Un’indiscrezione basata su un leaker indica un debutto nella seconda metà del 2026, con un possibile anticipo solo in caso di tempistiche favorevoli.
Prezzo: possibile aumento “importante” per i costi di memoria e storage
Il prezzo dell’attuale iPad mini 7 parte da 499 dollari per la versione Wi‑Fi da 128 GB, fino a 799 dollari per il modello da 512 GB. Per l’iPad mini 8, però, è molto probabile un aumento.

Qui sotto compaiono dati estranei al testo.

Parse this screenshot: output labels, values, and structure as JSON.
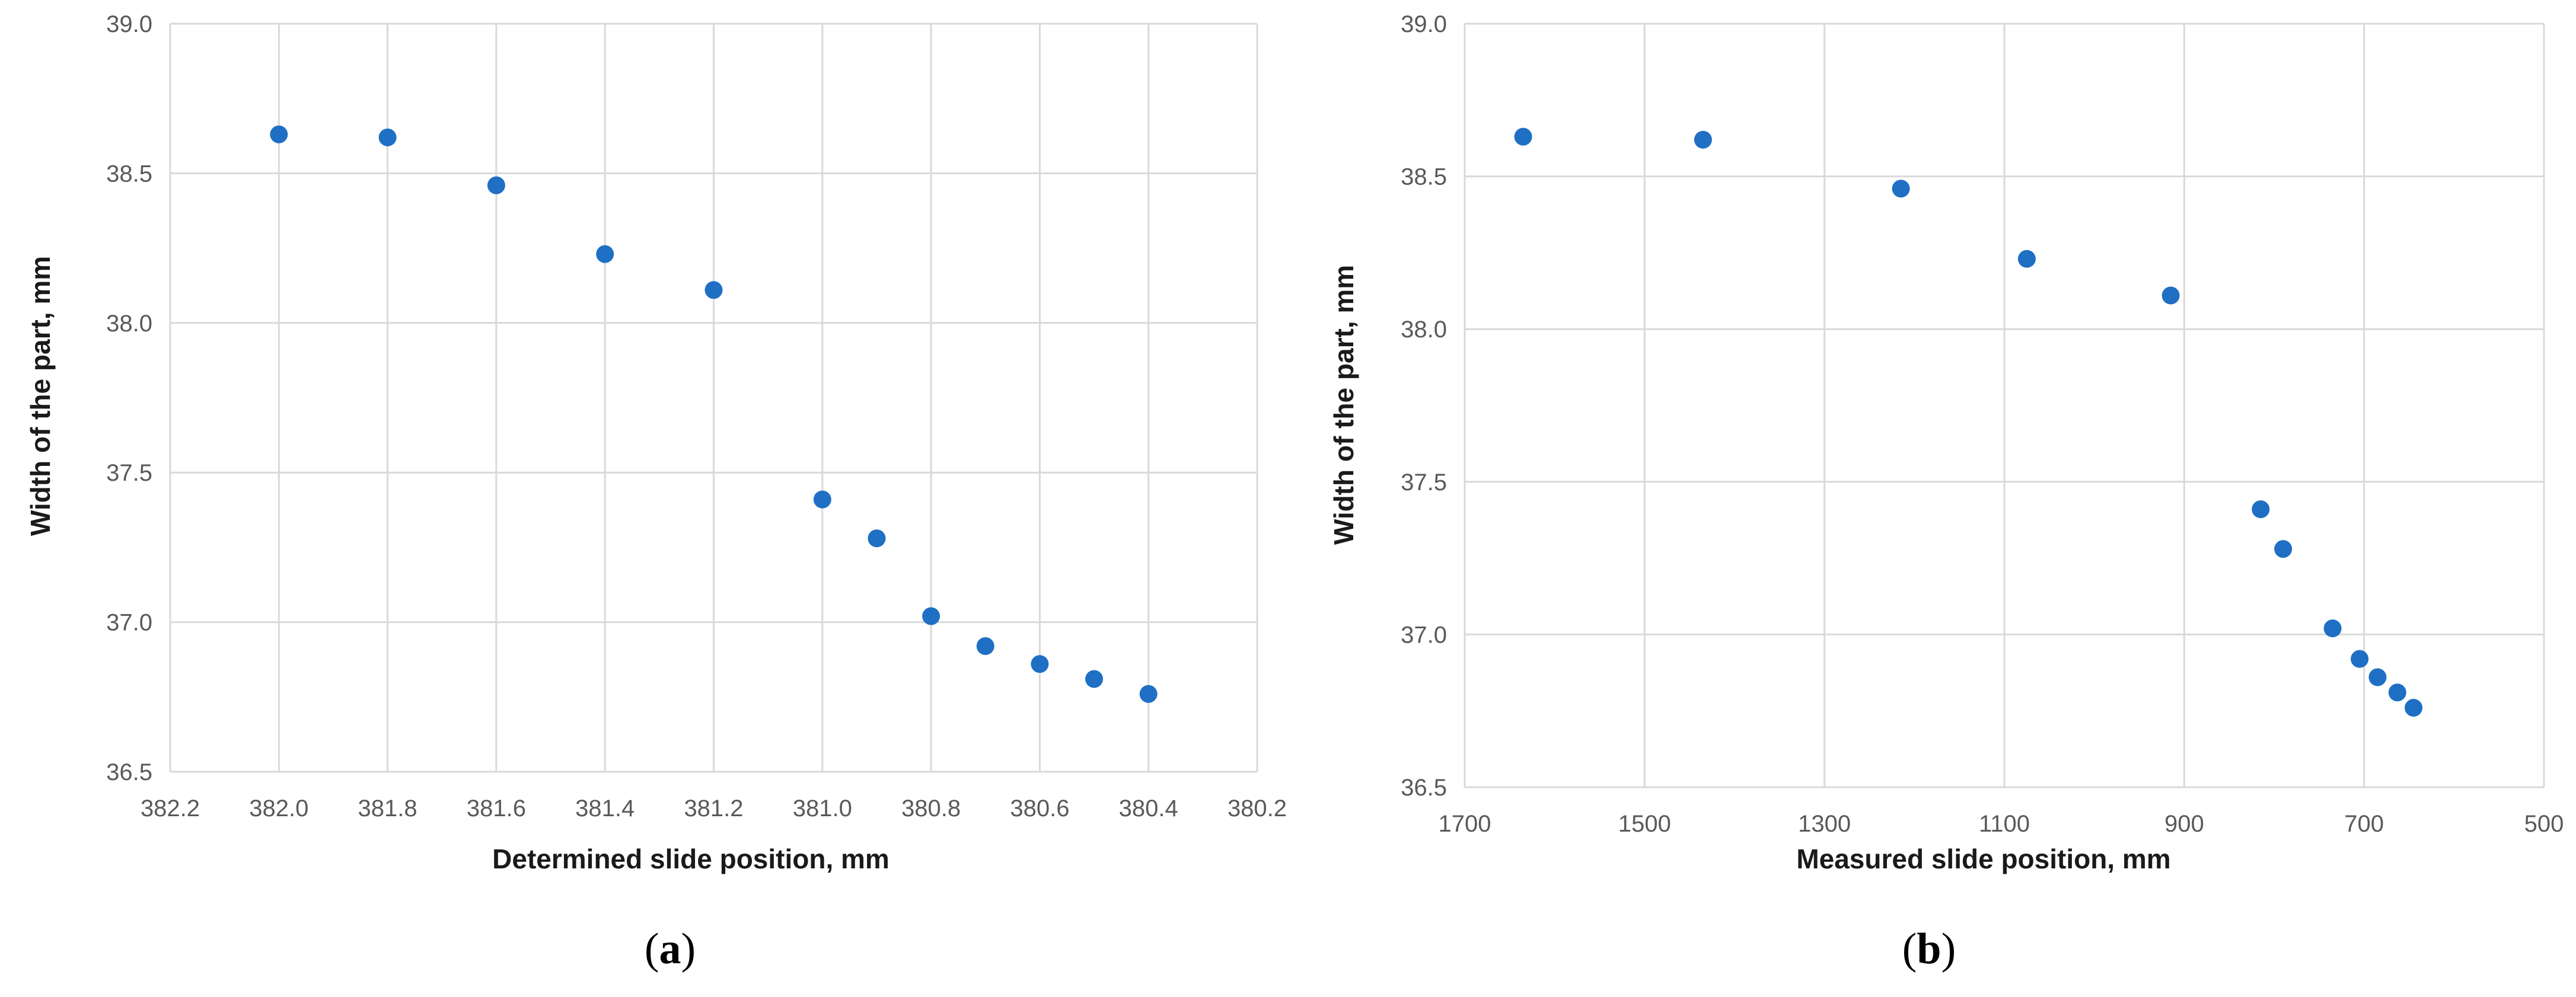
{
  "colors": {
    "marker": "#1f6fc4",
    "gridline": "#d9d9d9",
    "tick_text": "#595959",
    "axis_title": "#1a1a1a"
  },
  "chart_data": [
    {
      "type": "scatter",
      "panel_label": {
        "open": "(",
        "letter": "a",
        "close": ")"
      },
      "title": "",
      "xlabel": "Determined slide position, mm",
      "ylabel": "Width of the part, mm",
      "xlim": [
        382.2,
        380.2
      ],
      "x_reversed": true,
      "ylim": [
        36.5,
        39.0
      ],
      "xticks": [
        "382.2",
        "382.0",
        "381.8",
        "381.6",
        "381.4",
        "381.2",
        "381.0",
        "380.8",
        "380.6",
        "380.4",
        "380.2"
      ],
      "yticks": [
        "36.5",
        "37.0",
        "37.5",
        "38.0",
        "38.5",
        "39.0"
      ],
      "grid": true,
      "legend": "none",
      "series": [
        {
          "x": [
            382.0,
            381.8,
            381.6,
            381.4,
            381.2,
            381.0,
            380.9,
            380.8,
            380.7,
            380.6,
            380.5,
            380.4
          ],
          "y": [
            38.63,
            38.62,
            38.46,
            38.23,
            38.11,
            37.41,
            37.28,
            37.02,
            36.92,
            36.86,
            36.81,
            36.76
          ]
        }
      ]
    },
    {
      "type": "scatter",
      "panel_label": {
        "open": "(",
        "letter": "b",
        "close": ")"
      },
      "title": "",
      "xlabel": "Measured slide position, mm",
      "ylabel": "Width of the part, mm",
      "xlim": [
        1700,
        500
      ],
      "x_reversed": true,
      "ylim": [
        36.5,
        39.0
      ],
      "xticks": [
        "1700",
        "1500",
        "1300",
        "1100",
        "900",
        "700",
        "500"
      ],
      "yticks": [
        "36.5",
        "37.0",
        "37.5",
        "38.0",
        "38.5",
        "39.0"
      ],
      "grid": true,
      "legend": "none",
      "series": [
        {
          "x": [
            1635,
            1435,
            1215,
            1075,
            915,
            815,
            790,
            735,
            705,
            685,
            663,
            645
          ],
          "y": [
            38.63,
            38.62,
            38.46,
            38.23,
            38.11,
            37.41,
            37.28,
            37.02,
            36.92,
            36.86,
            36.81,
            36.76
          ]
        }
      ]
    }
  ]
}
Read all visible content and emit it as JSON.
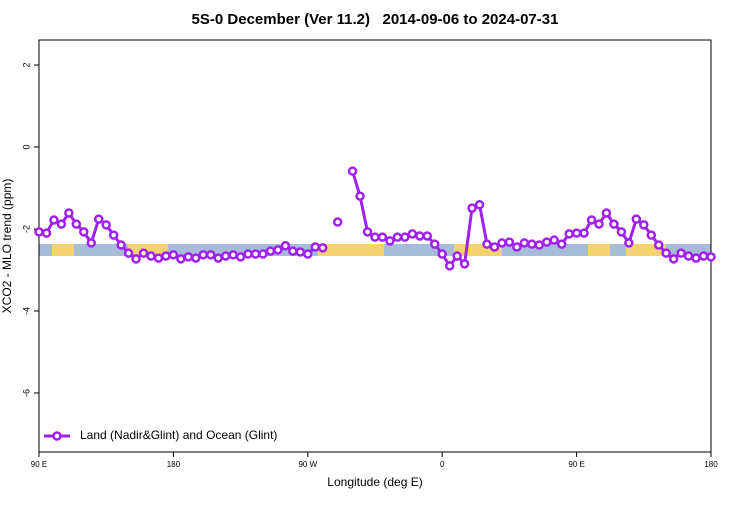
{
  "chart_data": {
    "type": "line",
    "title": "5S-0 December (Ver 11.2)   2014-09-06 to 2024-07-31",
    "x_label": "Longitude (deg E)",
    "y_label": "XCO2 - MLO trend (ppm)",
    "xlim": [
      90,
      540
    ],
    "xticks": [
      {
        "value": 90,
        "label": "90 E"
      },
      180,
      {
        "value": 270,
        "label": "90 W"
      },
      {
        "value": 360,
        "label": "0"
      },
      {
        "value": 450,
        "label": "90 E"
      },
      {
        "value": 540,
        "label": "180"
      }
    ],
    "ylim": [
      -7.44,
      2.61
    ],
    "yticks": [
      -6,
      -4,
      -2,
      0,
      2
    ],
    "grid": false,
    "legend": "bottomleft",
    "x": [
      90,
      95,
      100,
      105,
      110,
      115,
      120,
      125,
      130,
      135,
      140,
      145,
      150,
      155,
      160,
      165,
      170,
      175,
      180,
      185,
      190,
      195,
      200,
      205,
      210,
      215,
      220,
      225,
      230,
      235,
      240,
      245,
      250,
      255,
      260,
      265,
      270,
      275,
      280,
      285,
      290,
      295,
      300,
      305,
      310,
      315,
      320,
      325,
      330,
      335,
      340,
      345,
      350,
      355,
      360,
      365,
      370,
      375,
      380,
      385,
      390,
      395,
      400,
      405,
      410,
      415,
      420,
      425,
      430,
      435,
      440,
      445,
      450,
      455,
      460,
      465,
      470,
      475,
      480,
      485,
      490,
      495,
      500,
      505,
      510,
      515,
      520,
      525,
      530,
      535,
      540
    ],
    "series": [
      {
        "name": "Land (Nadir&Glint) and Ocean (Glint)",
        "color": "#a020f0",
        "values": [
          -2.07,
          -2.1,
          -1.78,
          -1.88,
          -1.61,
          -1.88,
          -2.07,
          -2.34,
          -1.76,
          -1.9,
          -2.15,
          -2.39,
          -2.59,
          -2.73,
          -2.59,
          -2.66,
          -2.71,
          -2.66,
          -2.63,
          -2.73,
          -2.68,
          -2.71,
          -2.63,
          -2.63,
          -2.71,
          -2.66,
          -2.63,
          -2.68,
          -2.61,
          -2.61,
          -2.61,
          -2.54,
          -2.51,
          -2.41,
          -2.54,
          -2.56,
          -2.61,
          -2.44,
          -2.46,
          null,
          -1.83,
          null,
          -0.59,
          -1.2,
          -2.07,
          -2.2,
          -2.2,
          -2.29,
          -2.2,
          -2.2,
          -2.12,
          -2.17,
          -2.17,
          -2.37,
          -2.61,
          -2.9,
          -2.66,
          -2.85,
          -1.49,
          -1.41,
          -2.37,
          -2.44,
          -2.34,
          -2.32,
          -2.44,
          -2.34,
          -2.37,
          -2.39,
          -2.32,
          -2.27,
          -2.37,
          -2.12,
          -2.1,
          -2.1,
          -1.78,
          -1.88,
          -1.61,
          -1.88,
          -2.07,
          -2.34,
          -1.76,
          -1.9,
          -2.15,
          -2.39,
          -2.59,
          -2.73,
          -2.59,
          -2.66,
          -2.71,
          -2.66,
          -2.68
        ]
      }
    ]
  }
}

Il motivo principale sarebbe l’incremento dei costi di memoria e storage, legato alla crescita degli investimenti nei data center per l’AI. La maggiore domanda di chip da parte delle aziende AI avrebbe portato a carenze e prezzi più alti anche per gli altri produttori, costringendo Apple ad adeguare i costi dei dispositivi.
In parallelo, il CEO Tim Cook avrebbe sottolineato che gli aumenti di prezzo sarebbero “inevitabili” e che l’azienda sta cercando di mitigare l’impatto sui clienti, ma la situazione sarebbe diventata insostenibile. Pur senza indicare prodotti specifici, è difficile immaginare che l’intera gamma iPad resti immune.
Le indiscrezioni più recenti suggeriscono che l’iPad mini 8 potrebbe costare fino a 100 dollari in più rispetto al modello attuale. In uno scenario più ampio, si parla anche di un incremento di diverse centinaia di dollari.
Per chi cerca un’alternativa più economica, viene citato l’iPad di decima generazione, con prezzo di partenza 329 dollari. Pur non essendo un mini, offrirebbe alcune funzioni presenti nella linea iPad mini, come Touch ID e Center Stage.